I remember sledding down Hilltop Avenue on my wooden-slatted Radio Flyer sled and then of course the silver metal saucers and the heavy metal toboggans that of course were death sleds if you went up a jump and leaned to the wrong side. But I lived to tell about those death-defying rides which back then, simply evoked peals of laughter and a lot of chapped lips.
Of course, I didn't have to shovel any of it when I was younger but now, as an adult, I find myself looking at the snow with one eye closed and tyring to ascertain how much Tylenol I will need to alleviate the back pain incurred from shoveling all the snow (as I am doing right at this moment).
There is something wondrous about snow - especially when one has children with whom to enjoy that wonder. Snowmen with varying sizes of bodies, vegetable adornments and of course, the illustrious hat. Spray painting snow with food coloring. Snowball fights and forts. I remember not caring how much snow was on the ground but about playing in it, with it and how many things I could make with it.

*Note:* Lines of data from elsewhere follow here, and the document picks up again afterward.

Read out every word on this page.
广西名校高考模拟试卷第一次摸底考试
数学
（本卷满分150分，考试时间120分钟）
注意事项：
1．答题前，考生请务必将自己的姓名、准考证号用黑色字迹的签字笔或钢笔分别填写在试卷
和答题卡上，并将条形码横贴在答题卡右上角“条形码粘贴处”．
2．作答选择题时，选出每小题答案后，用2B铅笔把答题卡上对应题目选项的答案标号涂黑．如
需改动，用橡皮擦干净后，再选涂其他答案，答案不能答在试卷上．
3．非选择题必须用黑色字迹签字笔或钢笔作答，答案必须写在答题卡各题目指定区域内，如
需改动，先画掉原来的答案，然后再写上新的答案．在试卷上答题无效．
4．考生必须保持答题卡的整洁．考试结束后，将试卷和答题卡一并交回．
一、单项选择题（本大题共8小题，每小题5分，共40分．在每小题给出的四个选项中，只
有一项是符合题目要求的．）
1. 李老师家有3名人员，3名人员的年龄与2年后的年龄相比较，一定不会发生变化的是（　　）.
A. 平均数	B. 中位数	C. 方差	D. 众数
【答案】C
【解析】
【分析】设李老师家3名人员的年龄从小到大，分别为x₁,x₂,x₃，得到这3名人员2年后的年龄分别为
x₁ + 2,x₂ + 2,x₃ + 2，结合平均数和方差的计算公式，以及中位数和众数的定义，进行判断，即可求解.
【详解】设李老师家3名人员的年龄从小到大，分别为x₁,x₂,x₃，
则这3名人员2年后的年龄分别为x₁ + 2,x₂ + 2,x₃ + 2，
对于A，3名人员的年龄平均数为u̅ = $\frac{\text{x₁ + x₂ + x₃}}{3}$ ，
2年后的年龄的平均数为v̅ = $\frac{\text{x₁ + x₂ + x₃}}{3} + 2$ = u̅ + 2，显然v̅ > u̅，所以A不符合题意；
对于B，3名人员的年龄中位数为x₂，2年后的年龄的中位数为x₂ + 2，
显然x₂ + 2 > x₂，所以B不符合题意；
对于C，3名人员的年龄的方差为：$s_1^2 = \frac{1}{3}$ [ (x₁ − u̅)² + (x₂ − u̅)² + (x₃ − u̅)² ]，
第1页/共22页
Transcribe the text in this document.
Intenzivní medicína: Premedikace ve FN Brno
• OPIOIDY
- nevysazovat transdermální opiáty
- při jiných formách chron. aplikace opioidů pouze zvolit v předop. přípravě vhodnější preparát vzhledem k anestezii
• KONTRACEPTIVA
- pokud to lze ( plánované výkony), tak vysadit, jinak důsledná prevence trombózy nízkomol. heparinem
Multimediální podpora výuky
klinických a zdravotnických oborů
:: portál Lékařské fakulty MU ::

While I balk at going outside because I do not like to be cold (and unfortunately, the Coumadin I take makes me a good candidate for an extra freezer because I am cold all the time), my son delights in newly fallen snow and I see myself in him - the way I used to be when I was his age - and his cajoling breaks me down and I end up outside with him and find myself enjoying the simple things that make him happy.
We are collecting a few spray bottles right now to take outside which will hold various colors of food coloring to pretend we are Picasso or Michaelangelo.
The snowbanks and snow-covered bark may not be the ceiling of the Sistine Chapel but for my son, they are places that he express his own creativity and be a kid.
And that's what matters most to me.
Of course, the hot chocolate and whipped cream that will follow our journey out into the winter wonderland will be an enticement back in all unto itself.